Und das, obwohl die 2700 Olivenbäume, um die Chabir sich für seinen Cousin kümmert, weniger Wasser bekommen als die auf dem angrenzenden Feld. Doch sie bekommen es unterirdisch, und das, ist der Tunesier überzeugt, macht den Unterschied. Er hat sogenannte burried diffusers, vergrabene Verteiler auf dem Gelände installiert, ein System zur Unterflurbewässerung in der Landwirtschaft, bei dem den Pflanzen in regelmäßigen, aber großen Abständen unter der Erde große Mengen Wasser zugeführt werden.

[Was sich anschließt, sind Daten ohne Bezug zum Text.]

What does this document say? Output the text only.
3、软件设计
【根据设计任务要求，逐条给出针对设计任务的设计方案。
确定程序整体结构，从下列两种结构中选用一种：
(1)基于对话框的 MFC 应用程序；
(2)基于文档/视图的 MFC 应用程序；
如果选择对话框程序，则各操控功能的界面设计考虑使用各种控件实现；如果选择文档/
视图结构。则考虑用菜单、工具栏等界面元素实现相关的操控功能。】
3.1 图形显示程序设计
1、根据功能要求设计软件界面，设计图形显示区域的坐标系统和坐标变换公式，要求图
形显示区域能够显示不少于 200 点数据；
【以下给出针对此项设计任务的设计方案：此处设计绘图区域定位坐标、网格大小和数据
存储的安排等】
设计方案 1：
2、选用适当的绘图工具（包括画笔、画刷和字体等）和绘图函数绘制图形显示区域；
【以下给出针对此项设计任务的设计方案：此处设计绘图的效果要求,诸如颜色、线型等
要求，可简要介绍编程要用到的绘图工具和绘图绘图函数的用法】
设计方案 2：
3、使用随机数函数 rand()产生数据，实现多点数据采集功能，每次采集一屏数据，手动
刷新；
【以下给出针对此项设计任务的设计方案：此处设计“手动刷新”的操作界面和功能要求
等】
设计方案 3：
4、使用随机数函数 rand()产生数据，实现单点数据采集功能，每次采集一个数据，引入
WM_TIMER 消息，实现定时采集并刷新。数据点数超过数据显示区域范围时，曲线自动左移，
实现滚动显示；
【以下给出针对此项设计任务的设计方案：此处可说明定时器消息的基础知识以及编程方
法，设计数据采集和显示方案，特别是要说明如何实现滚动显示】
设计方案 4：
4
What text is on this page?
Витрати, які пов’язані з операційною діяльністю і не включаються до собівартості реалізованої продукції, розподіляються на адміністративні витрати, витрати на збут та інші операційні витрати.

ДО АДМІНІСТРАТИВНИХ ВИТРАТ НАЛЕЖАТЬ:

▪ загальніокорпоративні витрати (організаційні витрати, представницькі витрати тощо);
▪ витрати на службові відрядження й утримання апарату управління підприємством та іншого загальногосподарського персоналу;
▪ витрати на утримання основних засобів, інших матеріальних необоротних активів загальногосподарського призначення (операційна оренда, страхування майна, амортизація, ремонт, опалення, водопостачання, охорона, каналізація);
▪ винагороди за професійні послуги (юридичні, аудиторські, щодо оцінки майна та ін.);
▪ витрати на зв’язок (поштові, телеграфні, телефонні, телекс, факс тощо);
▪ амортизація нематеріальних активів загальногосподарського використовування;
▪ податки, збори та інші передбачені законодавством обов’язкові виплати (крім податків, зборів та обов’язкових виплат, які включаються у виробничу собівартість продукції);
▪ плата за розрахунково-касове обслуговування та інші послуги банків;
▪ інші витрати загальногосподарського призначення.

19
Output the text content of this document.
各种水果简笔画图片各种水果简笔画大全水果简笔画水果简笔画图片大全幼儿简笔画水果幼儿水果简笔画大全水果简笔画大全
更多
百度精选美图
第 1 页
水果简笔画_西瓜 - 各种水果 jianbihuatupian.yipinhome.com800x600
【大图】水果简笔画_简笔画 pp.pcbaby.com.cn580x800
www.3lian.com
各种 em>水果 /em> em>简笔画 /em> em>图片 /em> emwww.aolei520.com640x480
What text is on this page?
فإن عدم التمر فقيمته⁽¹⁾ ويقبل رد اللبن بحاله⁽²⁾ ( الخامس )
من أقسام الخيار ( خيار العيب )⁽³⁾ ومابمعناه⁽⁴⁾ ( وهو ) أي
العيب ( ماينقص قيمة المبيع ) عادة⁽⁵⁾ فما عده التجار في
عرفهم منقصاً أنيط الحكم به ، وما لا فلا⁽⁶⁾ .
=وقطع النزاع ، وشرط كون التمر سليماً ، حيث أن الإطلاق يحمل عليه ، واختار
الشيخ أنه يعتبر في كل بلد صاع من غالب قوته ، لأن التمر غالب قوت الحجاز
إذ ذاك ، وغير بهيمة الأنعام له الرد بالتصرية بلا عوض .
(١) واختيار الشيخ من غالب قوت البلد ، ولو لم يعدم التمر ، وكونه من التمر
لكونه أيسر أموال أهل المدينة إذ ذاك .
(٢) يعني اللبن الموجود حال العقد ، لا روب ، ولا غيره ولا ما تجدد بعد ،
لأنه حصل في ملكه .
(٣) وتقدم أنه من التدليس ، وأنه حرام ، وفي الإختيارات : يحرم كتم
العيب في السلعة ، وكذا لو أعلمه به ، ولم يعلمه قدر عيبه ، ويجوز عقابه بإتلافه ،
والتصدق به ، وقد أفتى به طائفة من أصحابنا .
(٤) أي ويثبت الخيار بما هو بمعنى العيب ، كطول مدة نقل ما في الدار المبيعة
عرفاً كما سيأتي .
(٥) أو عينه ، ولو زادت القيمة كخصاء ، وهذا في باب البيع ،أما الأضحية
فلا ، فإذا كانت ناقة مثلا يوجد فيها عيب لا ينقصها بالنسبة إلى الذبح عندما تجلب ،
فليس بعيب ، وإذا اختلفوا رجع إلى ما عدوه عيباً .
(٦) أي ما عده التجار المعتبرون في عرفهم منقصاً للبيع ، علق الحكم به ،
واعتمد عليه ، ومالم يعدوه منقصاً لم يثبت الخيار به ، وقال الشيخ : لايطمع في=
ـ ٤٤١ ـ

Ein Mann hält die Zweige eines kleinen Olivenbaums auseinander
Sami Chabir überprüft regelmäßig, dass bei den jungen Pflanzen auch alles in Ordnung ist
Ein junger Olivenbaum, der an einem Ast angebunden ist, damit er stabil und gerade wächst.
Die neugepflanzten Oliven sind fast ausnahmslos angegangen
Ein Mann, von schräg hinten zu sehen, zeigt auf einen noch unbepflanzten, ockerfarbenen Acker
Er plant schon für die Zukunft.
Ein großes Feld mit Olivenbäumen. Im Hintergrund führt eine Autobahn entlang, dahinter ist ockergelbes Brachland zu sehen.
Das erste Feld ist fast fertig angelegt. Bald soll noch ein zweites gleicher Größe hinzukommen

Überzeugende Erfolgsquote bei den jungen Oliven

Aufgetan hatte das noch wenig verbreitete tunesische System Chabirs Cousin Souhail Othmane, dem das Gelände gehört. Er lebt im Ausland und sieht die Olivenplantage als Investition in seine Heimat. Er war von Anfang an vom unterirdischen Verteiler überzeugt und hat ihn auf dem ganzen Gelände installiert. Nach zwei Jahren ist das auch Chabir, der im Alltag für die Bäume sorgt, sich um Bewässerung und Ernte kümmert. Am Anfang sei es noch ein bisschen schwierig gewesen, zu wissen, was genau nicht funktioniert, wenn bei dem eigentlich sehr wartungsarmen System doch irgendwann mal etwas nicht so lief wie geplant. „Wenn zum Beispiel die Oberfläche feucht ist oder dort Unkraut wächst, weiß ich, dass da irgendwas verstopft sein muss.“

Inzwischen habe er den Dreh raus. Das zahlt sich aus: Nach den gut zweitausend Bäumen, die sie anfangs im Alter von zwei Jahren gekauft und eingepflanzt hatten, haben sie im Frühjahr mehrere hundert weitere Bäume gepflanzt. Davon sind gerade einmal drei oder vier nicht angegangen. Eine hervorragende Quote, freut sich Chabir, der schon den nächsten Abschnitt des Feldes vorbereitet, um in den kommenden Monaten noch weitere Bäume zu pflanzen.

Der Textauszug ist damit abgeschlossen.